We don’t have children, just each other. Life in a small house during isolation is, well, let’s just say we tend to get on each other’s nerves more often than during non-pandemic years.

I’ve been working from home for the most part since the pandemic began in March. That’s when Dawn lost her job in the mail room at the Adirondack Daily Enterprise and Lake Placid News. And all three of my part-time jobs dried up as COVID-19 spread.

So far we’ve been able to pay the mortgage, but with only one income and a long, expensive winter to heat the house and another surge in the coronavirus without a vaccine, we’re just holding on like many other families in the same situation.
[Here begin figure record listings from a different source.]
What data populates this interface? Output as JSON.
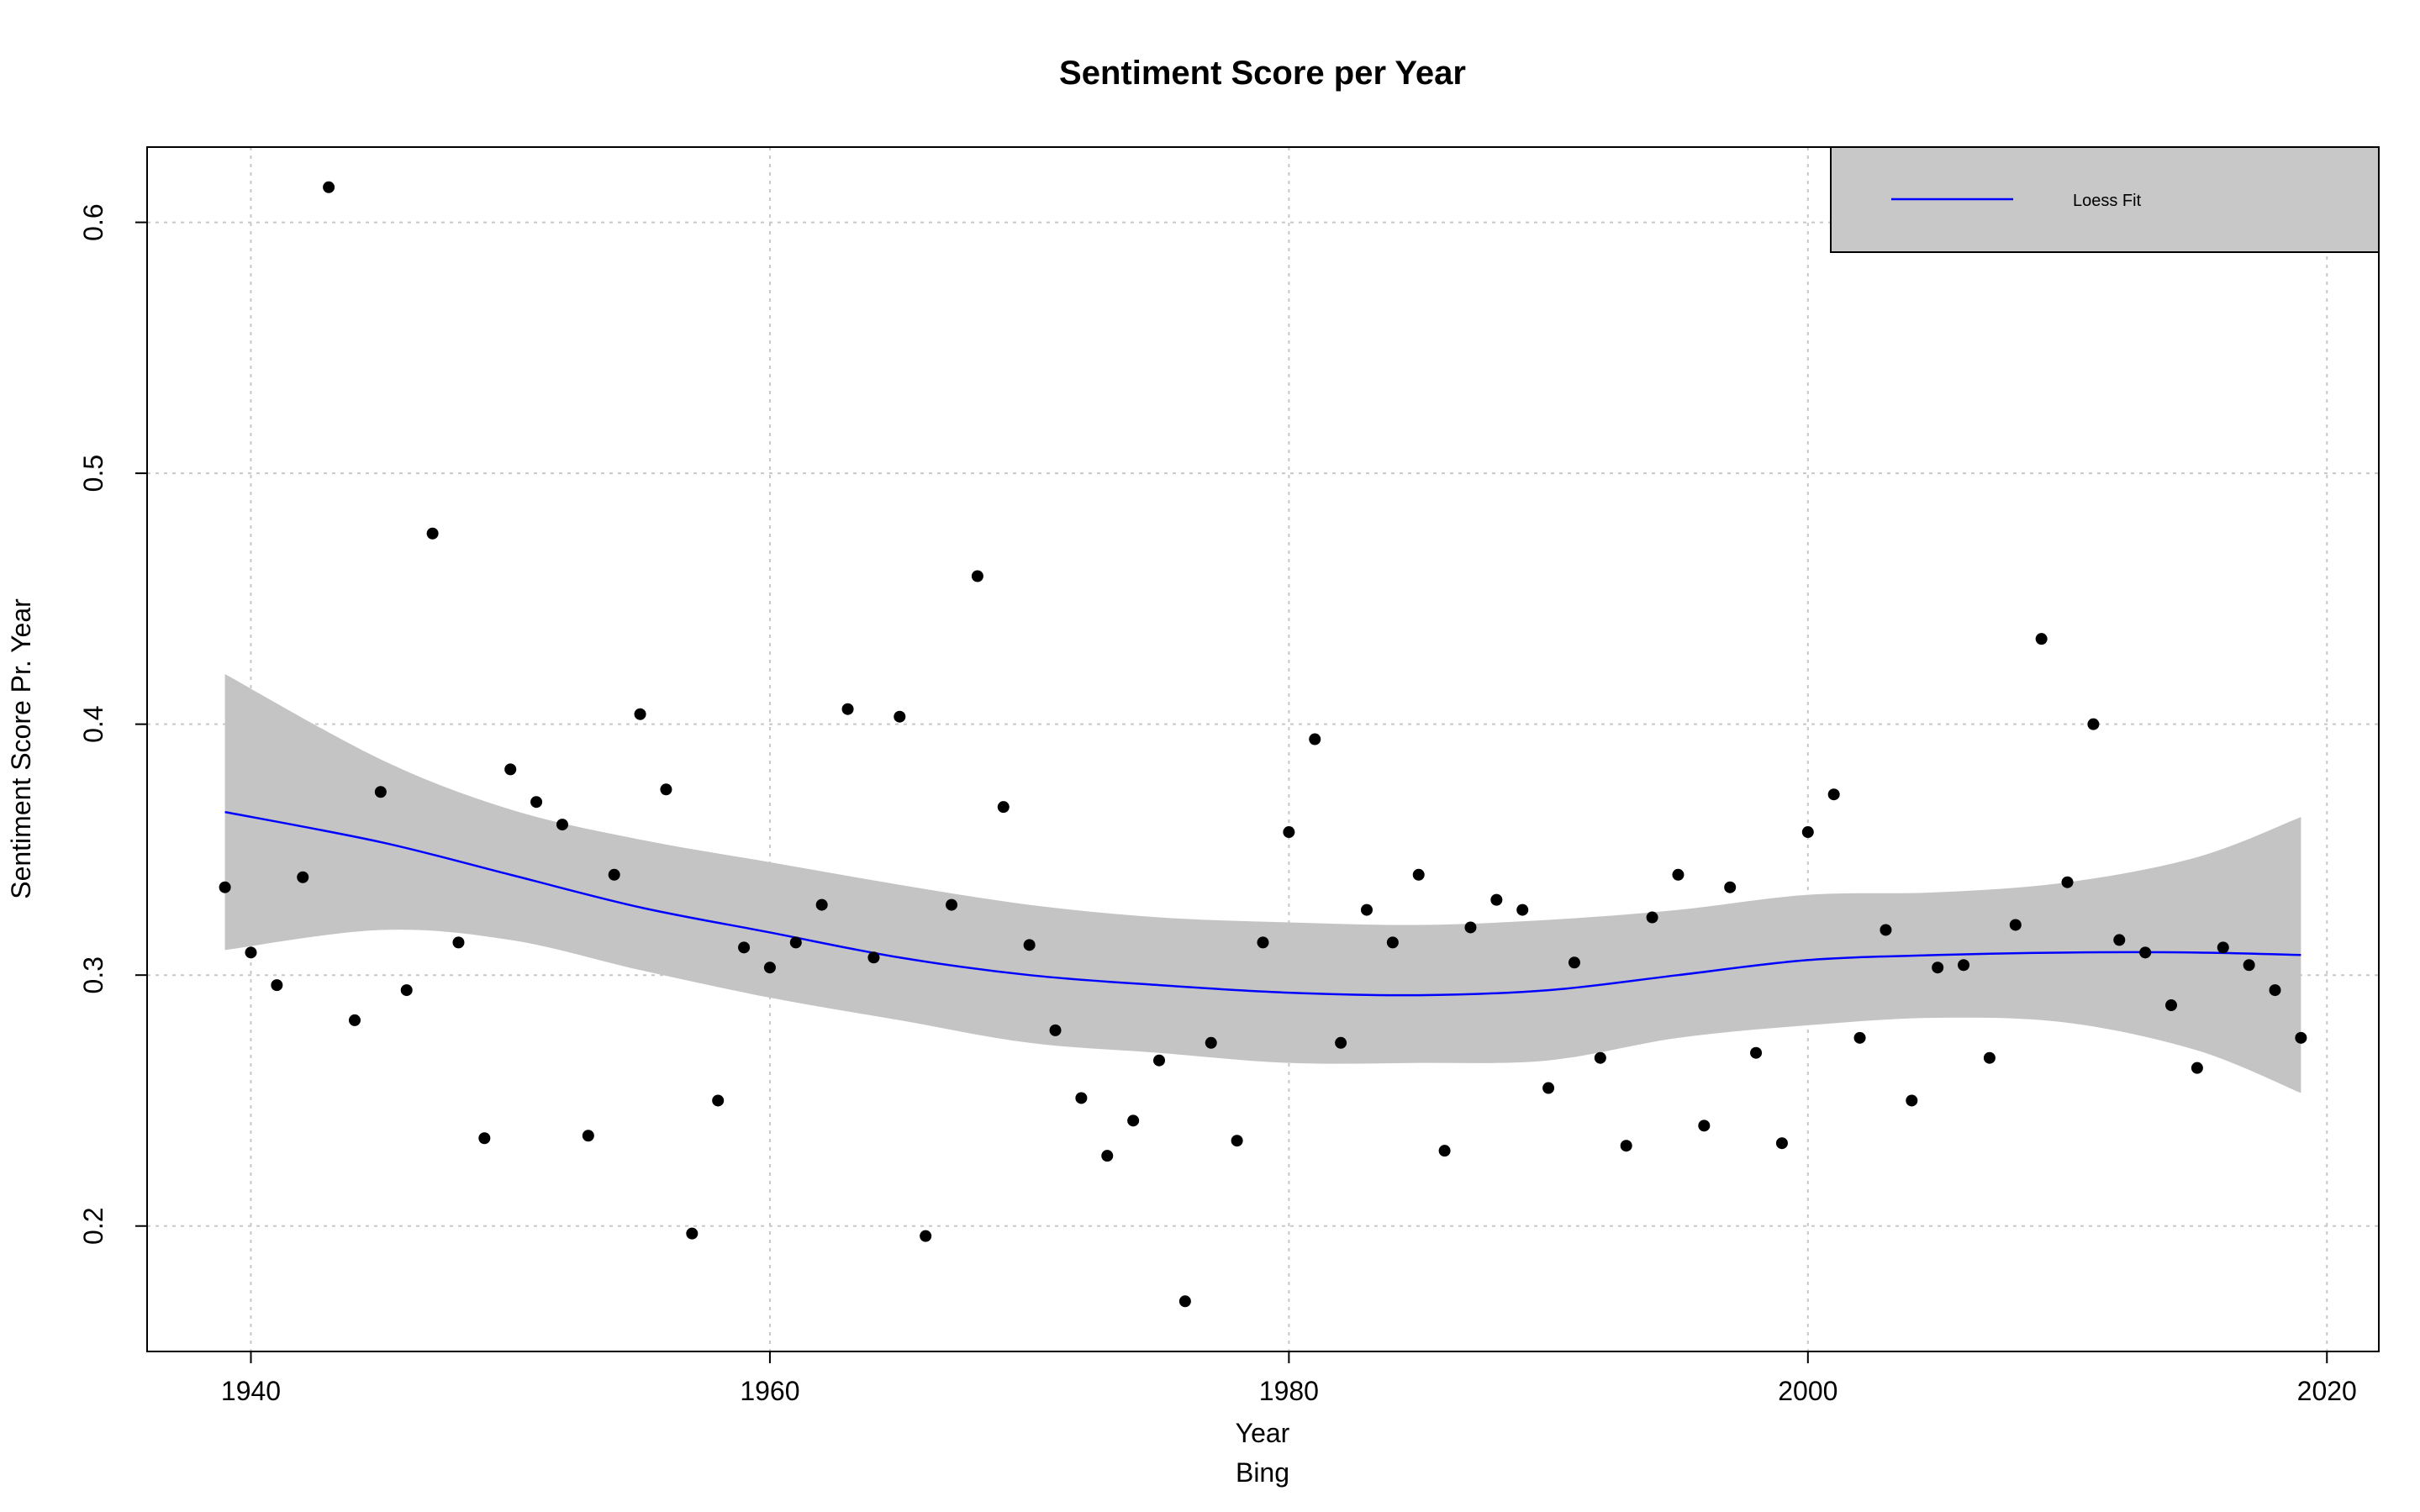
{
  "chart_data": {
    "type": "scatter",
    "title": "Sentiment Score per Year",
    "xlabel": "Year",
    "subtitle": "Bing",
    "ylabel": "Sentiment Score Pr. Year",
    "xlim": [
      1936,
      2022
    ],
    "ylim": [
      0.15,
      0.63
    ],
    "x_ticks": [
      1940,
      1960,
      1980,
      2000,
      2020
    ],
    "y_ticks": [
      0.2,
      0.3,
      0.4,
      0.5,
      0.6
    ],
    "y_tick_labels": [
      "0.2",
      "0.3",
      "0.4",
      "0.5",
      "0.6"
    ],
    "grid": true,
    "legend": {
      "placement": "top-right",
      "entries": [
        {
          "label": "Loess Fit",
          "color": "#0000ff"
        }
      ],
      "background": "#c8c8c8"
    },
    "colors": {
      "points": "#000000",
      "loess_line": "#0000ff",
      "confidence_band": "#c4c4c4",
      "grid": "#c8c8c8"
    },
    "points": {
      "x": [
        1939,
        1940,
        1941,
        1942,
        1943,
        1944,
        1945,
        1946,
        1947,
        1948,
        1949,
        1950,
        1951,
        1952,
        1953,
        1954,
        1955,
        1956,
        1957,
        1958,
        1959,
        1960,
        1961,
        1962,
        1963,
        1964,
        1965,
        1966,
        1967,
        1968,
        1969,
        1970,
        1971,
        1972,
        1973,
        1974,
        1975,
        1976,
        1977,
        1978,
        1979,
        1980,
        1981,
        1982,
        1983,
        1984,
        1985,
        1986,
        1987,
        1988,
        1989,
        1990,
        1991,
        1992,
        1993,
        1994,
        1995,
        1996,
        1997,
        1998,
        1999,
        2000,
        2001,
        2002,
        2003,
        2004,
        2005,
        2006,
        2007,
        2008,
        2009,
        2010,
        2011,
        2012,
        2013,
        2014,
        2015,
        2016,
        2017,
        2018,
        2019
      ],
      "y": [
        0.335,
        0.309,
        0.296,
        0.339,
        0.614,
        0.282,
        0.373,
        0.294,
        0.476,
        0.313,
        0.235,
        0.382,
        0.369,
        0.36,
        0.236,
        0.34,
        0.404,
        0.374,
        0.197,
        0.25,
        0.311,
        0.303,
        0.313,
        0.328,
        0.406,
        0.307,
        0.403,
        0.196,
        0.328,
        0.459,
        0.367,
        0.312,
        0.278,
        0.251,
        0.228,
        0.242,
        0.266,
        0.17,
        0.273,
        0.234,
        0.313,
        0.357,
        0.394,
        0.273,
        0.326,
        0.313,
        0.34,
        0.23,
        0.319,
        0.33,
        0.326,
        0.255,
        0.305,
        0.267,
        0.232,
        0.323,
        0.34,
        0.24,
        0.335,
        0.269,
        0.233,
        0.357,
        0.372,
        0.275,
        0.318,
        0.25,
        0.303,
        0.304,
        0.267,
        0.32,
        0.434,
        0.337,
        0.4,
        0.314,
        0.309,
        0.288,
        0.263,
        0.311,
        0.304,
        0.294,
        0.275
      ]
    },
    "series": [
      {
        "name": "Loess Fit",
        "x": [
          1939,
          1945,
          1950,
          1955,
          1960,
          1965,
          1970,
          1975,
          1980,
          1985,
          1990,
          1995,
          2000,
          2005,
          2010,
          2015,
          2019
        ],
        "y": [
          0.365,
          0.353,
          0.34,
          0.327,
          0.317,
          0.307,
          0.3,
          0.296,
          0.293,
          0.292,
          0.294,
          0.3,
          0.306,
          0.308,
          0.309,
          0.309,
          0.308
        ]
      }
    ],
    "confidence_band": {
      "x": [
        1939,
        1945,
        1950,
        1955,
        1960,
        1965,
        1970,
        1975,
        1980,
        1985,
        1990,
        1995,
        2000,
        2005,
        2010,
        2015,
        2019
      ],
      "upper": [
        0.42,
        0.386,
        0.366,
        0.354,
        0.345,
        0.336,
        0.328,
        0.323,
        0.321,
        0.32,
        0.322,
        0.326,
        0.332,
        0.333,
        0.337,
        0.347,
        0.363
      ],
      "lower": [
        0.31,
        0.318,
        0.314,
        0.302,
        0.291,
        0.282,
        0.273,
        0.269,
        0.265,
        0.265,
        0.266,
        0.275,
        0.28,
        0.283,
        0.281,
        0.27,
        0.253
      ]
    }
  }
}
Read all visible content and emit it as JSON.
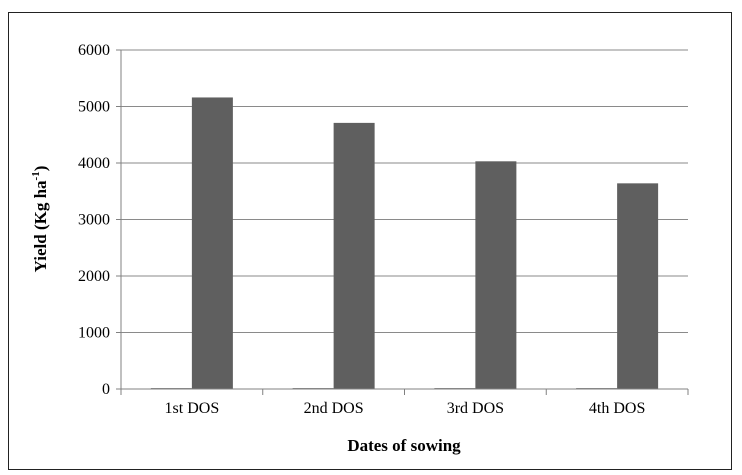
{
  "chart_data": {
    "type": "bar",
    "categories": [
      "1st DOS",
      "2nd DOS",
      "3rd DOS",
      "4th DOS"
    ],
    "series": [
      {
        "values": [
          0,
          0,
          0,
          0
        ],
        "color": "#8c8c8c"
      },
      {
        "values": [
          5160,
          4710,
          4030,
          3640
        ],
        "color": "#5f5f5f"
      }
    ],
    "xlabel": "Dates of sowing",
    "ylabel": {
      "main": "Yield (Kg ha",
      "sup": "-1",
      "close": ")"
    },
    "ylim": [
      0,
      6000
    ],
    "yticks": [
      0,
      1000,
      2000,
      3000,
      4000,
      5000,
      6000
    ],
    "grid": true,
    "legend": "none"
  }
}
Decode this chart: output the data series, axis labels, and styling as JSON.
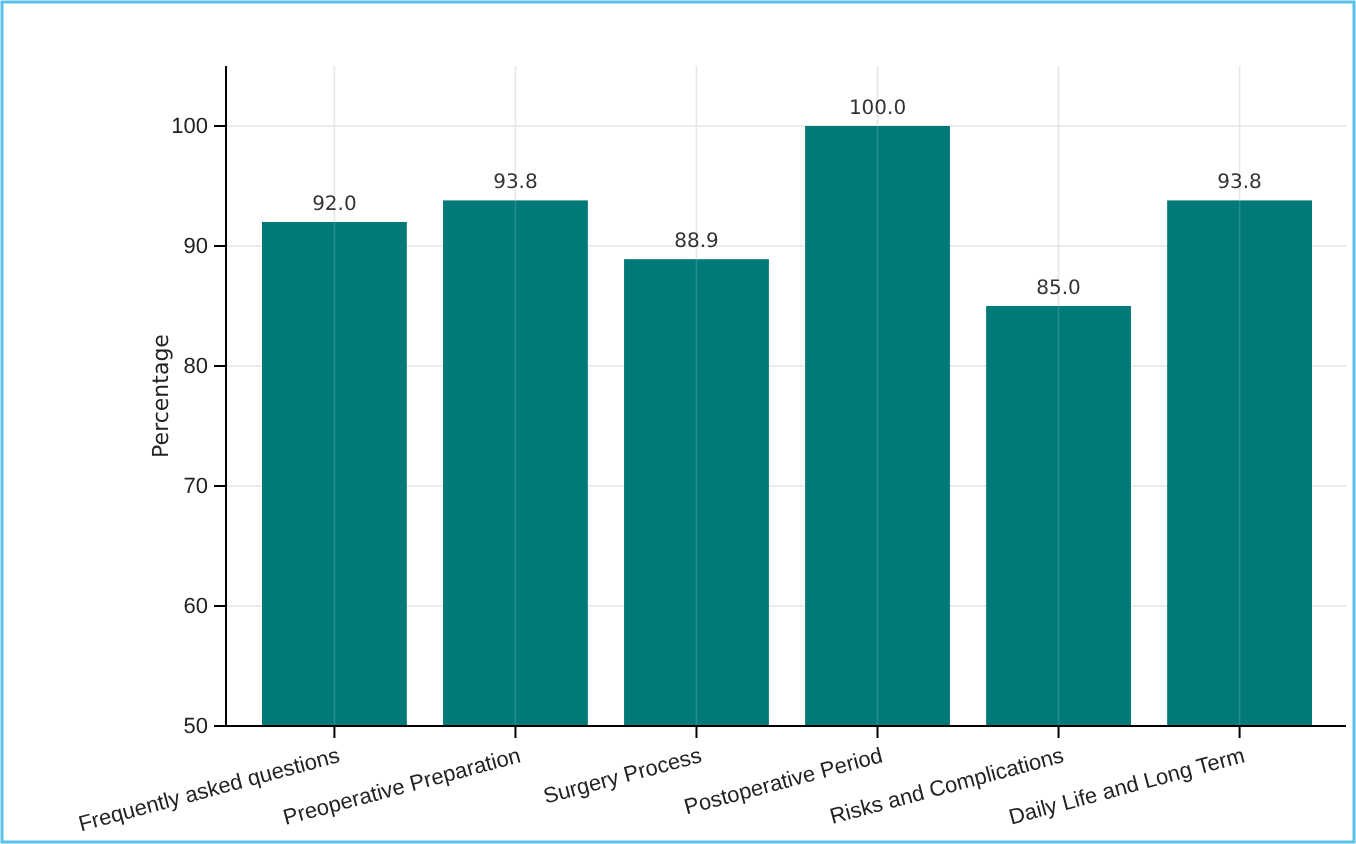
{
  "chart_data": {
    "type": "bar",
    "ylabel": "Percentage",
    "categories": [
      "Frequently asked questions",
      "Preoperative Preparation",
      "Surgery Process",
      "Postoperative Period",
      "Risks and Complications",
      "Daily Life and Long Term"
    ],
    "values": [
      92.0,
      93.8,
      88.9,
      100.0,
      85.0,
      93.8
    ],
    "value_labels": [
      "92.0",
      "93.8",
      "88.9",
      "100.0",
      "85.0",
      "93.8"
    ],
    "color": "#007a78",
    "ylim": [
      50,
      105
    ],
    "yticks": [
      50,
      60,
      70,
      80,
      90,
      100
    ],
    "grid": true
  }
}
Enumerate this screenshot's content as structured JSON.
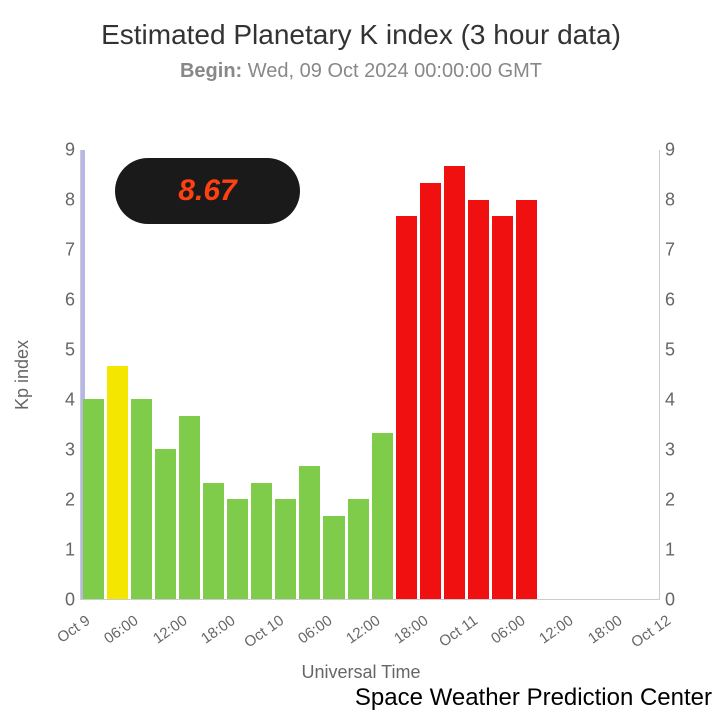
{
  "title": "Estimated Planetary K index (3 hour data)",
  "subtitle_label": "Begin:",
  "subtitle_value": " Wed, 09 Oct 2024 00:00:00 GMT",
  "y_label": "Kp index",
  "x_label": "Universal Time",
  "footer": "Space Weather Prediction Center",
  "callout_value": "8.67",
  "chart": {
    "type": "bar",
    "ylim": [
      0,
      9
    ],
    "yticks": [
      0,
      1,
      2,
      3,
      4,
      5,
      6,
      7,
      8,
      9
    ],
    "xticks": [
      "Oct 9",
      "06:00",
      "12:00",
      "18:00",
      "Oct 10",
      "06:00",
      "12:00",
      "18:00",
      "Oct 11",
      "06:00",
      "12:00",
      "18:00",
      "Oct 12"
    ],
    "bar_gap": 3,
    "background_color": "#ffffff",
    "axis_color": "#cccccc",
    "text_color": "#666666",
    "bars": [
      {
        "value": 4.0,
        "color": "#7ecc49"
      },
      {
        "value": 4.67,
        "color": "#f5e600"
      },
      {
        "value": 4.0,
        "color": "#7ecc49"
      },
      {
        "value": 3.0,
        "color": "#7ecc49"
      },
      {
        "value": 3.67,
        "color": "#7ecc49"
      },
      {
        "value": 2.33,
        "color": "#7ecc49"
      },
      {
        "value": 2.0,
        "color": "#7ecc49"
      },
      {
        "value": 2.33,
        "color": "#7ecc49"
      },
      {
        "value": 2.0,
        "color": "#7ecc49"
      },
      {
        "value": 2.67,
        "color": "#7ecc49"
      },
      {
        "value": 1.67,
        "color": "#7ecc49"
      },
      {
        "value": 2.0,
        "color": "#7ecc49"
      },
      {
        "value": 3.33,
        "color": "#7ecc49"
      },
      {
        "value": 7.67,
        "color": "#f01010"
      },
      {
        "value": 8.33,
        "color": "#f01010"
      },
      {
        "value": 8.67,
        "color": "#f01010"
      },
      {
        "value": 8.0,
        "color": "#f01010"
      },
      {
        "value": 7.67,
        "color": "#f01010"
      },
      {
        "value": 8.0,
        "color": "#f01010"
      },
      {
        "value": 0,
        "color": "transparent"
      },
      {
        "value": 0,
        "color": "transparent"
      },
      {
        "value": 0,
        "color": "transparent"
      },
      {
        "value": 0,
        "color": "transparent"
      },
      {
        "value": 0,
        "color": "transparent"
      }
    ],
    "callout": {
      "bg": "#1a1a1a",
      "text_color": "#ff4010",
      "fontsize": 30,
      "target_bar_index": 15
    }
  }
}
I’m thankful for my job. I’m thankful my wife and I have each other. I’m thankful that our family members are staying healthy and nobody has contracted COVID-19.

My mom and I didn’t cook much together over the years, but several years ago we made pumpkin pies for Thanksgiving. I’m not a big holiday person, but that memory sticks out as a highlight.

I miss those times when my mom spoiled our dogs with food, carefully setting aside turkey on her plate before tossing bits and pieces to the floor. Sometimes I only think she came over for holidays just to see her granddogs.

We’ll be spending a lot more time on the phone this Thanksgiving talking to family members in the Tri-Lakes and across the country. We’ll stay connected, but it’s not the same.

Let’s hope things will change for the better a year from now and we can make pies together again.